The Dutch pension deal, as such, is off the table. But despite all the political turmoil, a working group representing experts, government, supervisors and various stakeholders has continued to hammer out the details of the new system, resulting in the long-awaited outline presented on 30 May. The pension deal is dead. Long live the pension deal.
Pretty much anyone with a stake in the matter has been involved in the process. Despite (or perhaps because of) this, the outline has received mixed reviews. The pension industry in general is pleased that the new Pension Act will allow for real conditional schemes, in addition to traditional nominal arrangements, and that the proposed supervisory framework addresses the short-termism of the current financial framework without abandoning mark-to-market
philosophy. And most applaud the introduction of a mechanism to automatically adjust benefits and accrued rights in line with changes in life expectancy, the so-called ‘LAM’ methodology.

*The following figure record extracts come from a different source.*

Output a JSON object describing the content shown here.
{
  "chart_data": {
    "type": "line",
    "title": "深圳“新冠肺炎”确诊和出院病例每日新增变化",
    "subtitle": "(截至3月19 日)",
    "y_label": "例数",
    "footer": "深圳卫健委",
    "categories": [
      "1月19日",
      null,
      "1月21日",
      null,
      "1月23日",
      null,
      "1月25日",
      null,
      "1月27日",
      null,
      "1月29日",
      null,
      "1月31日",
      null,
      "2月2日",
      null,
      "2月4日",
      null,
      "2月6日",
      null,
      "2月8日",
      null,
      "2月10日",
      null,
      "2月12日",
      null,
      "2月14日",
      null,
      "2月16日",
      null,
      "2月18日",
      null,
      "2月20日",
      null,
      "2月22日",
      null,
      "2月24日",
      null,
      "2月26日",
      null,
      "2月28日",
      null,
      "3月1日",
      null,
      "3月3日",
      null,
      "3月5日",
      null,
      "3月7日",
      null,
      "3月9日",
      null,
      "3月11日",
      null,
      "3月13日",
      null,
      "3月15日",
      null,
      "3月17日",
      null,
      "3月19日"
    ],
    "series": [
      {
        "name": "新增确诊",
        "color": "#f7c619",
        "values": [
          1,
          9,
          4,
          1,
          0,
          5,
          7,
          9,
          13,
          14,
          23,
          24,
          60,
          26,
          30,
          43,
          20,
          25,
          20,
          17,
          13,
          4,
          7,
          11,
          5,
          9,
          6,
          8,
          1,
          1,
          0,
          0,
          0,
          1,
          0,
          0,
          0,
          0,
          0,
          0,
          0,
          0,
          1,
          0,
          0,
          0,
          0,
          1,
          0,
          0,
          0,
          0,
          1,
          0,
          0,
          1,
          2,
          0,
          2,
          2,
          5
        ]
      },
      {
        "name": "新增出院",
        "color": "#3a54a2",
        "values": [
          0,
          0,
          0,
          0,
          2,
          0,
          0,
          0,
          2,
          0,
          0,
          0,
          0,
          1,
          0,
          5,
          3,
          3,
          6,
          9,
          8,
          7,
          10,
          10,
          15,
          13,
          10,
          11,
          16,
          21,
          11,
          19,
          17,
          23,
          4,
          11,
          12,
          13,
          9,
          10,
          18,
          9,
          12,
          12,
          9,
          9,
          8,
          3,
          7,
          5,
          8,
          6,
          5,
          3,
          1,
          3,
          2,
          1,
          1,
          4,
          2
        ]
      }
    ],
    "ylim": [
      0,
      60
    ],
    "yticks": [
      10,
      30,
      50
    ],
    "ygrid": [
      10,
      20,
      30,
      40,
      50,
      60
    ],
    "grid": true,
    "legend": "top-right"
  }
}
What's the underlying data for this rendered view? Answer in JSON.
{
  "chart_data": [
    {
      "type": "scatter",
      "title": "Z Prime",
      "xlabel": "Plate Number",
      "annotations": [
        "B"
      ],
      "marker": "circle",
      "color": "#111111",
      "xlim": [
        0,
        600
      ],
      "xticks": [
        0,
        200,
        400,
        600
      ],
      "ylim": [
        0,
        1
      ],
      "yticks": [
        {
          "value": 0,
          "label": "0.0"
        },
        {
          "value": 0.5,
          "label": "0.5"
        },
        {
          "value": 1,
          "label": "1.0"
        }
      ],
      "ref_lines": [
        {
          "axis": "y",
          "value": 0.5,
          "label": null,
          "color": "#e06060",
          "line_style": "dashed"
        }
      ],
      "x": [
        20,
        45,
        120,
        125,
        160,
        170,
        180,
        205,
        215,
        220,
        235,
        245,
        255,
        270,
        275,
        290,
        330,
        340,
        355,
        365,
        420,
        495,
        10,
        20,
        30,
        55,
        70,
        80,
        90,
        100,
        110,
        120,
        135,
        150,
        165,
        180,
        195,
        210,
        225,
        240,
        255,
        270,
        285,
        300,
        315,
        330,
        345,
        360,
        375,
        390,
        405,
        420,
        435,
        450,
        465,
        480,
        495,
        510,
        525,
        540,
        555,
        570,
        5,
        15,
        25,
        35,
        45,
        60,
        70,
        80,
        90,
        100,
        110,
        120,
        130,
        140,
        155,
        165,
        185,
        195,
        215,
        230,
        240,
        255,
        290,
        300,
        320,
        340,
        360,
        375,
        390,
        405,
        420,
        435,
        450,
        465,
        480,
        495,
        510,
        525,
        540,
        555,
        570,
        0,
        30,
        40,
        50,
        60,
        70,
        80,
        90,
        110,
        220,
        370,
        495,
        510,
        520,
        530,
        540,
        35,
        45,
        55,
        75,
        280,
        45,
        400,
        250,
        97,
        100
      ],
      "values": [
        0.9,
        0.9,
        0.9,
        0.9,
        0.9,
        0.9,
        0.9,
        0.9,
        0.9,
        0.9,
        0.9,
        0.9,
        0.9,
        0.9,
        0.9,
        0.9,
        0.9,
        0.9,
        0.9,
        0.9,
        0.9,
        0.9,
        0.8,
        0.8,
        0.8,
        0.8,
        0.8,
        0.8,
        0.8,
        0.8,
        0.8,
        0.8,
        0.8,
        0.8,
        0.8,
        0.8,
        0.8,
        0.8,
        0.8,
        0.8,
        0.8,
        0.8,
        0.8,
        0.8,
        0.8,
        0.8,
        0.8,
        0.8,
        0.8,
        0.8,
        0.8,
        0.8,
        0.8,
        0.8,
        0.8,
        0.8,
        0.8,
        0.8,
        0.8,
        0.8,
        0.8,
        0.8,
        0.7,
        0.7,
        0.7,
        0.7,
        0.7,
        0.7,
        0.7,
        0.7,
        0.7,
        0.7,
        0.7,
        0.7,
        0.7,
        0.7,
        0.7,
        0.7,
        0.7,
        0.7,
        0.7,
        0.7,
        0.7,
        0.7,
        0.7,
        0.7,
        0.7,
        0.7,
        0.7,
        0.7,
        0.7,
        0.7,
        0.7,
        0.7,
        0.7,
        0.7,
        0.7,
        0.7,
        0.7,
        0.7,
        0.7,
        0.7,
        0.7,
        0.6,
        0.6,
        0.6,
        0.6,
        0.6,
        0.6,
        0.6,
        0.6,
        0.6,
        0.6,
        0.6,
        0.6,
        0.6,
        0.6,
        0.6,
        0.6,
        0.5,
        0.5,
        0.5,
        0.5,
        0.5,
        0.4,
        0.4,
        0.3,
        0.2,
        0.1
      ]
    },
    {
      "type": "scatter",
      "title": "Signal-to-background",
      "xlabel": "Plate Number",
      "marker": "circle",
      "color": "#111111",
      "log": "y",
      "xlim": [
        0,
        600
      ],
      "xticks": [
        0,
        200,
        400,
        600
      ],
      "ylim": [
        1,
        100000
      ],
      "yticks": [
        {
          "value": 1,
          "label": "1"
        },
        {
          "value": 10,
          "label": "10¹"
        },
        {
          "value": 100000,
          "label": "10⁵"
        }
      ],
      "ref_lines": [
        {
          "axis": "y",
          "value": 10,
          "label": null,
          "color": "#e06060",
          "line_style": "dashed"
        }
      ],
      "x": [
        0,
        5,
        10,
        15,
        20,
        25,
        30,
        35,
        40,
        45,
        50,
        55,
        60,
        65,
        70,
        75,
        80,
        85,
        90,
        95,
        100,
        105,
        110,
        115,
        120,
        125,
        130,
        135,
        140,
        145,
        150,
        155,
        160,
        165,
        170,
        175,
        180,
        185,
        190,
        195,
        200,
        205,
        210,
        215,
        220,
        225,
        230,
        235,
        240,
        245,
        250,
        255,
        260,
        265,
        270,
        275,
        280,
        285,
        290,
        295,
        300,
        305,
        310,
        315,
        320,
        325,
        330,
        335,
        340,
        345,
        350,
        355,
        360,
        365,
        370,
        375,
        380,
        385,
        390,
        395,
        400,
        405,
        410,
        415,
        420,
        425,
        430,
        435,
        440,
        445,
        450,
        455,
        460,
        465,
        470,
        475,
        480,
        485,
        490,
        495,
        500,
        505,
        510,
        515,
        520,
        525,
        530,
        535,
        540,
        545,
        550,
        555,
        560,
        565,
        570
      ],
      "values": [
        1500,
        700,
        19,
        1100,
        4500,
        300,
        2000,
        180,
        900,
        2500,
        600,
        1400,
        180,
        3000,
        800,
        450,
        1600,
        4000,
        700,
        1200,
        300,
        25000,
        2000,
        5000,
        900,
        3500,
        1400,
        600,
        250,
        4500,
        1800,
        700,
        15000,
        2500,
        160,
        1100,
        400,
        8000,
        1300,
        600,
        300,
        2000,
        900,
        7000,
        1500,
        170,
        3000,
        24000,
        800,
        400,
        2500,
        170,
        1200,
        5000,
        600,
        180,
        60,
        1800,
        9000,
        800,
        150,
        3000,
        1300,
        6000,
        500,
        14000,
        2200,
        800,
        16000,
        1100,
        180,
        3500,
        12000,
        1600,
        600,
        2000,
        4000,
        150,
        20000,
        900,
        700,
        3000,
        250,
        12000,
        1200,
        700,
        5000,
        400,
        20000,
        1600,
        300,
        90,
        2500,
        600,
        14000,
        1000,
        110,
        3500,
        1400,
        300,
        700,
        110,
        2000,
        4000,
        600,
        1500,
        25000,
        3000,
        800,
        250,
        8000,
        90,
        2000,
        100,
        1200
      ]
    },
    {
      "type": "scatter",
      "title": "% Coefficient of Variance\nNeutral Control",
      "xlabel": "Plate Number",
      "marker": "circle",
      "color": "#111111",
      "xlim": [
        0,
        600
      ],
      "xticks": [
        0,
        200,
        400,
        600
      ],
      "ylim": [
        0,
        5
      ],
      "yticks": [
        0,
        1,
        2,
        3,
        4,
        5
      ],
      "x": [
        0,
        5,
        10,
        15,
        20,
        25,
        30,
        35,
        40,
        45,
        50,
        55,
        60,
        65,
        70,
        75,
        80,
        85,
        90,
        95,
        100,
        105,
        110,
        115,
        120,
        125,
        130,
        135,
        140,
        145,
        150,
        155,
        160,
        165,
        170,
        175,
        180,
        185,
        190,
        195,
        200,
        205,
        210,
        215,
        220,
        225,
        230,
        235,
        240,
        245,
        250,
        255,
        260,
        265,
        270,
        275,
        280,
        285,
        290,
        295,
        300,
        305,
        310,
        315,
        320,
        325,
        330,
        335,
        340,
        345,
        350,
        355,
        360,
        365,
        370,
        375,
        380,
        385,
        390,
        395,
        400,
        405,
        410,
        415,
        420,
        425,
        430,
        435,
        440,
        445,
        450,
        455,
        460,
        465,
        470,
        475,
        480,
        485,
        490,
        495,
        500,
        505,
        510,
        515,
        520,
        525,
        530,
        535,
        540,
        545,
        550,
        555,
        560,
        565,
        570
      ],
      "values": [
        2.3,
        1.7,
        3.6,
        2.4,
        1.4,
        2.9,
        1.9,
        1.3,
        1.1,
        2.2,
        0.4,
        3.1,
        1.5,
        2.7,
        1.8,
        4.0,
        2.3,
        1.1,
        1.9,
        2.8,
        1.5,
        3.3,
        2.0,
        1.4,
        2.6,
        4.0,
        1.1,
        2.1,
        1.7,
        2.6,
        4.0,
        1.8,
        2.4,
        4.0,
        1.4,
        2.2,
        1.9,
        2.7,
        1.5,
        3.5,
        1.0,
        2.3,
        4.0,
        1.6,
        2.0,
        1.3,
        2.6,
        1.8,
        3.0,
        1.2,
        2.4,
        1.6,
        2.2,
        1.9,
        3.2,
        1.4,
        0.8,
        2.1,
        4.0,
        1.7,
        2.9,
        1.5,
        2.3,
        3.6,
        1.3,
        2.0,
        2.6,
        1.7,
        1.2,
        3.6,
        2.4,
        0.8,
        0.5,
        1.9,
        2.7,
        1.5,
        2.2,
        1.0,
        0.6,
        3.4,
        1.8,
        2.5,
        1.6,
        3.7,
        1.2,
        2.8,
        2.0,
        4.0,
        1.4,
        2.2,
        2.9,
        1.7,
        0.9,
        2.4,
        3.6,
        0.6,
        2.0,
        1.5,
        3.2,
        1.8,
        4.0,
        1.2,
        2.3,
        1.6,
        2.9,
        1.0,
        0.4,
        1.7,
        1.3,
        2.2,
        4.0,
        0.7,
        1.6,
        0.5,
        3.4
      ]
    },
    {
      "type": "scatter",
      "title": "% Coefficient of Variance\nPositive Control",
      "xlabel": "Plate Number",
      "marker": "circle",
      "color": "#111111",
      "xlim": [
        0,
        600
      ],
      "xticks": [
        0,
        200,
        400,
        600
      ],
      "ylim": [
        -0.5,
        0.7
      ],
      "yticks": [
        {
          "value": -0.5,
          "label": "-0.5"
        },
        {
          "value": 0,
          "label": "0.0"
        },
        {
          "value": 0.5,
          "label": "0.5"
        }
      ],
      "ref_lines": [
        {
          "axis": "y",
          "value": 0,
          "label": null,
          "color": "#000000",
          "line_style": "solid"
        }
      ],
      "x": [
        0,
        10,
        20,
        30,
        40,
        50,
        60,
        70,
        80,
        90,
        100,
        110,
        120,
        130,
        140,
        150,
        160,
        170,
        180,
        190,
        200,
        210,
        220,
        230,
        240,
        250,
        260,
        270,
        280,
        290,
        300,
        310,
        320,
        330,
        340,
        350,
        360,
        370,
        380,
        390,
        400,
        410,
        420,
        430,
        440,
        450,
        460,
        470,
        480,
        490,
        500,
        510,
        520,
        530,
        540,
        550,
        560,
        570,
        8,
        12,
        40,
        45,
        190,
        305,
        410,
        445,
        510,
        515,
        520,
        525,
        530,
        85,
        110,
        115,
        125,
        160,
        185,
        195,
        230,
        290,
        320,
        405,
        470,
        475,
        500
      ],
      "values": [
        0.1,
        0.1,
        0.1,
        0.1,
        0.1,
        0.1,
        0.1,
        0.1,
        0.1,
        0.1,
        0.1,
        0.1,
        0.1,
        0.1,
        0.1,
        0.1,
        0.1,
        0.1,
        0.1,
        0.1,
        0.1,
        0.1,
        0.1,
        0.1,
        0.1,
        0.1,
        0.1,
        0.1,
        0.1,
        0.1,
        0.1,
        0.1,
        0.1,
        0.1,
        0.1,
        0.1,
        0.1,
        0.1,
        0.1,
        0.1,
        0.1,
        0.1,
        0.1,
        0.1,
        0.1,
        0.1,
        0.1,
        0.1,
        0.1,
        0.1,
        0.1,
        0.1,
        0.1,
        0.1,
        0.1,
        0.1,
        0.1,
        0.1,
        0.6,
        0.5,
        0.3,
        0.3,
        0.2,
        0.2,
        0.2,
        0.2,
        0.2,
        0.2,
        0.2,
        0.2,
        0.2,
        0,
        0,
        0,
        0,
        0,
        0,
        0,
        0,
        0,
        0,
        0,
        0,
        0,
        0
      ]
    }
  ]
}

But several concerns remain. In particular, there is the worry that the option of a real conditional scheme is no more than a farce, existing only on paper. The outline fails to tackle the difficult issue of how to migrate past accrued rights into a new system, and passes the buck to the social partners.
Legal research shows that subjecting past accrued rights to the new regime violates participants’ property rights, according to minister Kamp. However, this violation is justified by a common good - the future sustainability of the pension system. “The government will therefore make the necessary legislative changes to allow the social partners to subordinate past accrued rights to a real pension arrangement,” says Kamp. But the government stops well short of shouldering the legal responsibility for migrating existing rights. It will merely facilitate such a move, and Kamp adds that it will be up to the social partners to decide whether or not they want to go this route.
The response from the industry has overwhelmingly been: “Thanks, but no thanks.”
Unless the government throws its weight behind a collective system change, switching to a real arrangement potentially opens up a world of hurt for individual pension funds, which fear being sued by angry participants and pensioners.
The general feeling is that most schemes will have little choice but to stick with the nominal set-up. Only now they will be nominal ‘pur sang’, as the new framework’s more stringent capital requirements will strip them of their real ambitions. In which case the pension deal may live, but the Dutch pension system will be dead.